Tuesday, July 9, 2013

Breath

You are gasping for breath, praying to whatever is out there watching over you that this is not your last breath. You fight to get that gulp of cool air into your lungs in a desperate bid to stay alive just a little bit longer, just long enough to take another breath. The harsh sounds of air scraping over your throat as it is drawn into your screaming lungs is a beautiful symphony to your oxygen starved brain. You are afraid to exhale your precious air because what if you can't get it back? What if that one breath is all the the universe allotted you? What if when you released those used up molecules, there are none to replace them as they scatter out of your reach?

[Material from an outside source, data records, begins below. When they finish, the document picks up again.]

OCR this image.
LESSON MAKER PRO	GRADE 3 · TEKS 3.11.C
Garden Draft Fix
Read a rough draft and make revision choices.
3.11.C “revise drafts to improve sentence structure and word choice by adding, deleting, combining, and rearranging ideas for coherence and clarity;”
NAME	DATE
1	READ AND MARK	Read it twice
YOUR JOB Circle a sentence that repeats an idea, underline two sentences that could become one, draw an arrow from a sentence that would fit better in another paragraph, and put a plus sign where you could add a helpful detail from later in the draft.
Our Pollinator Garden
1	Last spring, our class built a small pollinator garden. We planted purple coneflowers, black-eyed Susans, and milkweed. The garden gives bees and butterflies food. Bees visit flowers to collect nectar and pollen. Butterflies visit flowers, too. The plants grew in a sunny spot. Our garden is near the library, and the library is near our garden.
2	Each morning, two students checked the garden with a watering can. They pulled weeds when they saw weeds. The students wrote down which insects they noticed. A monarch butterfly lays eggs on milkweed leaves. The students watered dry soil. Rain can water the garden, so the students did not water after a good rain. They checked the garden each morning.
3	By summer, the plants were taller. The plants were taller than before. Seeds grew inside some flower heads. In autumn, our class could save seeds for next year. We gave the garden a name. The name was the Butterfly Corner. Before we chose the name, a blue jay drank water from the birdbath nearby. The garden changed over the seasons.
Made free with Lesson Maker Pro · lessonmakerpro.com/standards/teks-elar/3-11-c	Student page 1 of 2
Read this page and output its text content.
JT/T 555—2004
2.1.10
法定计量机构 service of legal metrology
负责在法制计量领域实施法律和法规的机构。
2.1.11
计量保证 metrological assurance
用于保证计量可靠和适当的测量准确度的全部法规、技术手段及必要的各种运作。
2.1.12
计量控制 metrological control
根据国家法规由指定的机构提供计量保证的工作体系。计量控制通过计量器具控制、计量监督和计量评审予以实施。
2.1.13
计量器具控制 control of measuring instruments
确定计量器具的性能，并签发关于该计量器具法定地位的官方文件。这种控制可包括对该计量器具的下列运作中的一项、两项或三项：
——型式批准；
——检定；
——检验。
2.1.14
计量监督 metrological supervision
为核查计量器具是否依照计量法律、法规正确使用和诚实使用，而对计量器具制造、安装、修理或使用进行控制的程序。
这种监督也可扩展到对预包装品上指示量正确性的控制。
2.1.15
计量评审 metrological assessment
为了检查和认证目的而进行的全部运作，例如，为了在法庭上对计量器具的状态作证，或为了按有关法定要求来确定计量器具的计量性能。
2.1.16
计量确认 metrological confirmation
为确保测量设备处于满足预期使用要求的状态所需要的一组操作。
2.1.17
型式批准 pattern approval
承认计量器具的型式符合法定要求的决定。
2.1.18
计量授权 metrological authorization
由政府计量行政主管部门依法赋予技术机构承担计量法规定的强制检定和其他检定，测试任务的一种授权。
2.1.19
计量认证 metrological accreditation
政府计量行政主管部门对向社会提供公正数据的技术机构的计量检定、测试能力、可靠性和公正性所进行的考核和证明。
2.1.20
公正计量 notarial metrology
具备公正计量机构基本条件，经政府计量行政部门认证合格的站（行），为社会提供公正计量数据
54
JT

But your lungs starts to burn as you can't hold back any longer as black starts to edge your vision and so you breathe out only to hurried suck it back in as your natural instinct craves more of that sweet nectar that provides life. It's as painful as the previous but you are forced to comply with your body's needs to drink deep if only for the torture of another breath. It's a fight to make your lungs expand and collapse in a natural rhythm despite the chorus of voices telling you to
breathe,
damnit,
breathe.

Your mind screams at you with pain and relief and you can't do anything but focus on the transfer of air from outside your body to the inside. You try not to count them as you don't know if you are counting up, adding just another breath to the multitude that have already passed your lips, or if you are counting down until that very last one where the next one won't fill your chest with life and everything actually stops. You can't think in numbers, you can't think in time, you can't think about your breath, you just can't think. If you think you are scared. You whisper prayers and promises with your limited supply of air that this gasp won't be your last but your get no promises in return and you are left with the same uncertainty that keeps you paralyzed and unable to
just
breathe.

Such a simple nearly automatic action is now a matter of life and death with the decision to take in the next breath of air taunting you, mocking you, terrifying you. You want to rely on your instincts but you've over thought the problem until you are no longer sure what the question is. You wish for someone to take the choice out of your hands, you wish for blissful unconsciousness where you won't be held responsible for what happens next. Why were you put in charge in the first place? But you are terrified of the unknown that will swamp you as soon as your let go of the little shreds of control that you clutch and hold onto with tooth and nail. Now only if that control could be leveraged towards making sure there is constant fresh air in your lungs to transfer fresh oxygen to your blood to feed your body and mind. But that little bit seems like a giant burden, a herculean task that you don't think you will ever summit again. Did you perfect before? If so then why have those skills abandoned you when you need them most to leave you gasping for the substance you know is
just
right
there.

Your sobs make you choke, your throat threatens to close up and sabotage the whole procedure, making what little progress you've made so far worthless and pointless and is it really worth the fight in the first place? Conflicting thoughts like this made it harder than it should be to breathe, to perform the simple process of drawing air in long enough to let it soak into your body before releasing it. Cycle, repeat. You've done it a hundred thousand times before. And the next cycle will just be the same but you have to think about all of the individual mechanics behind it for each breath you draw in, each breath you hold, each breath you exhale to draw in another. As long as there is another, right?

You feel the fear creep back over your mind from wherever it was temporarily beaten back to. Damn it, damn it. It's a constant battle with that fear that there won't be another breath. You know the logic behind it, that the air around you is plentiful, that the other people around you are breathing, that your lungs aren't going to suddenly give out on you, that you can breath again and again, but logic doesn't hold up well to the panic and terror that wells up inside you to make you choke on nothing. The choking only feeds the fire that burns at your lungs and torches your mind, leaving burnt scars that remind you over and over that you are scared. You are scared to stop breathing. You are scared to keep breathing.